In rare diseases or low-prevalence conditions, regulators may allow the use of banked or contrived samples to fill analytical gaps. Yet clinical validity still demands prospective designs that reflect actual decision-making contexts, even when sample sizes are constrained.
A Global Patchwork and a Clarified Standard
While the European regulatory environment has introduced friction, it has also provided clarity about what good practice looks like: post-market surveillance, traceable databases, and transparent categorisation of companion diagnostics. The price, however, is complexity – staggered trials that launch outside Europe while dossiers mature, national requirements that echo but do not perfectly align, and translation challenges that extend from scientific language to literal language.
Craft, Not Just Science
By the end of the discussion, the consensus was both sobering and hopeful. No one claimed to have solved the regulatory labyrinth or perfected the path to payer adoption. But a set of practical principles emerged:
- Begin testing strategies at least a year earlier than instinct suggests.
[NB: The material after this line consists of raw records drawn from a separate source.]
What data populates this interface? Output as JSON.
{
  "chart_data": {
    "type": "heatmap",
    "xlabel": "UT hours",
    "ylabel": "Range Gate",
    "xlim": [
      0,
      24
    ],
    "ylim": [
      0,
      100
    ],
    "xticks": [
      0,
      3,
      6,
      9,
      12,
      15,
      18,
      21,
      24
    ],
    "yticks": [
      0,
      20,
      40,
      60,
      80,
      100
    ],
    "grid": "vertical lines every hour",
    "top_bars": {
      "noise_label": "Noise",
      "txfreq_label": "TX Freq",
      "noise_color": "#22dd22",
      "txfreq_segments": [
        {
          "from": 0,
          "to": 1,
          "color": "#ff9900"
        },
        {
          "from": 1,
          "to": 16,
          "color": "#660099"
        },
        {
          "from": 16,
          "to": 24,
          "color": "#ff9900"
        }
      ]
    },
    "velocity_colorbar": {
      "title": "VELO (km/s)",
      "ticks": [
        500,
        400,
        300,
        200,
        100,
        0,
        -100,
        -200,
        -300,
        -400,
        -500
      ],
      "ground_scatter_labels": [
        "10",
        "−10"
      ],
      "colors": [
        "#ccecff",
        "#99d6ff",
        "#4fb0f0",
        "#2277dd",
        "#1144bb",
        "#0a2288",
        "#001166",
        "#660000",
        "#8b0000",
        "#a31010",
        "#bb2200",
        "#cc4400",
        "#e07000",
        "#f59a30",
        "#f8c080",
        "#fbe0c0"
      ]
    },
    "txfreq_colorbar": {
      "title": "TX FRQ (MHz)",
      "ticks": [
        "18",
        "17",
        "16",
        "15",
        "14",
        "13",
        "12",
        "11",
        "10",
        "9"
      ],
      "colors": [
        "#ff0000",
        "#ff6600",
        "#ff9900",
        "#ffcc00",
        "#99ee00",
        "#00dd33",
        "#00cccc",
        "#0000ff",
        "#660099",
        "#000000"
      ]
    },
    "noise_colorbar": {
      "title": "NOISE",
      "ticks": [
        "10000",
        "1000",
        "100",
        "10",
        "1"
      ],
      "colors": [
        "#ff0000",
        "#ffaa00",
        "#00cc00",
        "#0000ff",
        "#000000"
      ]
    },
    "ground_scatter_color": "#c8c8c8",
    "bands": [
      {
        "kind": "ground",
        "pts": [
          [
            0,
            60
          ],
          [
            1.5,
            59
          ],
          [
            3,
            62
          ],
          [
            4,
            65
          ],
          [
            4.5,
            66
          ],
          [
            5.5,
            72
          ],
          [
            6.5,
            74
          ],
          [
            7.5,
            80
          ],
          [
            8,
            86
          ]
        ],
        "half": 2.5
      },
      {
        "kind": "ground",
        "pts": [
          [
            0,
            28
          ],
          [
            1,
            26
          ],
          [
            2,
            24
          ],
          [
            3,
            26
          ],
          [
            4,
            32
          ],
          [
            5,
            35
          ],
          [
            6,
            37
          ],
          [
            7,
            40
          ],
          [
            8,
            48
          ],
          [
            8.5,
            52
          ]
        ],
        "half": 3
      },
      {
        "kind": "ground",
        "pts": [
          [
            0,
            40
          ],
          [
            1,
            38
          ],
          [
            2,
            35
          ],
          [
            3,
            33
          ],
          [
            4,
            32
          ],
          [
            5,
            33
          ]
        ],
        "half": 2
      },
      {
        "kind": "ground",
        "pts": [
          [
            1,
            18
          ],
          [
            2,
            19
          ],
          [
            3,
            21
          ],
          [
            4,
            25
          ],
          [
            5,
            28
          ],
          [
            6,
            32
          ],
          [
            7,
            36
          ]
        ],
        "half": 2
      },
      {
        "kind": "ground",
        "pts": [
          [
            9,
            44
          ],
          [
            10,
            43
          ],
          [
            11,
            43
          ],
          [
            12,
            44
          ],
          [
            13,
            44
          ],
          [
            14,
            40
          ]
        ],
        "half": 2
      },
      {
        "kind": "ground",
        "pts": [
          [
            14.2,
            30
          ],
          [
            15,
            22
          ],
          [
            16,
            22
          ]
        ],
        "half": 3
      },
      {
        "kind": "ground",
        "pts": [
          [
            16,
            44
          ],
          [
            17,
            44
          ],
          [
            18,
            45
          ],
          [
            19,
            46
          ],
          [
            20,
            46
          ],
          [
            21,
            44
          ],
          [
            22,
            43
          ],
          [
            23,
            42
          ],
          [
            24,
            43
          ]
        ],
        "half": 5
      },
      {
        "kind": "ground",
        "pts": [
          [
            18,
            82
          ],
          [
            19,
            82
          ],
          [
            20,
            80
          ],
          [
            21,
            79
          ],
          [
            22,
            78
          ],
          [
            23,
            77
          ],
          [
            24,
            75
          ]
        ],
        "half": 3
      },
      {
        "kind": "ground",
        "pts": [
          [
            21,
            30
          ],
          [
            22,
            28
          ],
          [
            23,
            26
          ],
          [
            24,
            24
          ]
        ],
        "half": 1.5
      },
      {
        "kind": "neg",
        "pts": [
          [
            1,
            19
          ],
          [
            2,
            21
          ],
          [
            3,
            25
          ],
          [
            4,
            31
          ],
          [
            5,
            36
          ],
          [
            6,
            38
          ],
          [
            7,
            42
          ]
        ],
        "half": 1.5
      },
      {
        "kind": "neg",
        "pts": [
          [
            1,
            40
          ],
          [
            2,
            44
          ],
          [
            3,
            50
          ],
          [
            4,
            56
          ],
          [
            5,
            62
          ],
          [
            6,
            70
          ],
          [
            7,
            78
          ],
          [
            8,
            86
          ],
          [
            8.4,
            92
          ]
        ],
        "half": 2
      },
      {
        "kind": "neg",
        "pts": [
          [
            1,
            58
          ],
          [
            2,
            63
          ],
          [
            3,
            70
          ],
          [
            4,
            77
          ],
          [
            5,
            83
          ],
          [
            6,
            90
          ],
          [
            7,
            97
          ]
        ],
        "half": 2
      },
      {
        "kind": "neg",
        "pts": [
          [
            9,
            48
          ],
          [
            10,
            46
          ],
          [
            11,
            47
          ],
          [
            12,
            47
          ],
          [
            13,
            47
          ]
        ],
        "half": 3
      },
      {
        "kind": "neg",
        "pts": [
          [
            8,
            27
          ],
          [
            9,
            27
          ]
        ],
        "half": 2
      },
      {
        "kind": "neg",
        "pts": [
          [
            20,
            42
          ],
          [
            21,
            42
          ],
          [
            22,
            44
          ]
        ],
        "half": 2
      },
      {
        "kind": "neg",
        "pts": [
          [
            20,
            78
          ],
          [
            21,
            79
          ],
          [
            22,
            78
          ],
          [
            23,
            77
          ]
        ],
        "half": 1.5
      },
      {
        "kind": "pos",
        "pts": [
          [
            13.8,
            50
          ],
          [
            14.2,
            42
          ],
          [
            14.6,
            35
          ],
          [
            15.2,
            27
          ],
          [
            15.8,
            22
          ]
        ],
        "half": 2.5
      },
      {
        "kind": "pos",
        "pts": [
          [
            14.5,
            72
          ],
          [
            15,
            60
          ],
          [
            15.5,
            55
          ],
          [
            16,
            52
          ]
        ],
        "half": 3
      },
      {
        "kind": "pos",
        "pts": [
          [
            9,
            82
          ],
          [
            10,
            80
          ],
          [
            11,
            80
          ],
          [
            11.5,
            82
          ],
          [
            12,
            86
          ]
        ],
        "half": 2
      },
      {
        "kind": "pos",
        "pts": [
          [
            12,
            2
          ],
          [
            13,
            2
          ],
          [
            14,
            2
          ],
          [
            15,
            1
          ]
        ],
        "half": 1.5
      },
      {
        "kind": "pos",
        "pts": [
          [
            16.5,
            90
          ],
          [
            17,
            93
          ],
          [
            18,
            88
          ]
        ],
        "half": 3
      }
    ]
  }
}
- Design assays compatible with multiple laboratory environments.
- Stage evidence deliberately – analytical first, clinical next, health economics in parallel.
- Use regulatory consultations strategically and with precision.
- Treat modelling as an auditable component of the evidence chain, not an exploratory extra.
Above all, the group agreed that success in translational diagnostics depends on craftsmanship as much as science. It requires the courage to make early, reversible decisions; to trade short-term speed for long-term acceleration; and to recognise that a biomarker is not merely a molecular signal, but a social construct that must convince clinicians, commissioners, and computers alike.
Science Is Necessary but Not Sufficient
As the final chairs scraped back and conversations spilled into the hallway, one conclusion remained. Science is necessary, but it is not sufficient. The rest – the regulatory foresight, the study design, the documentation, and the art of asking the right question at the right time – constitutes the craft that turns discovery into delivery. Translational medicine, in this light, is not just an experiment in biology but an experiment in persistence.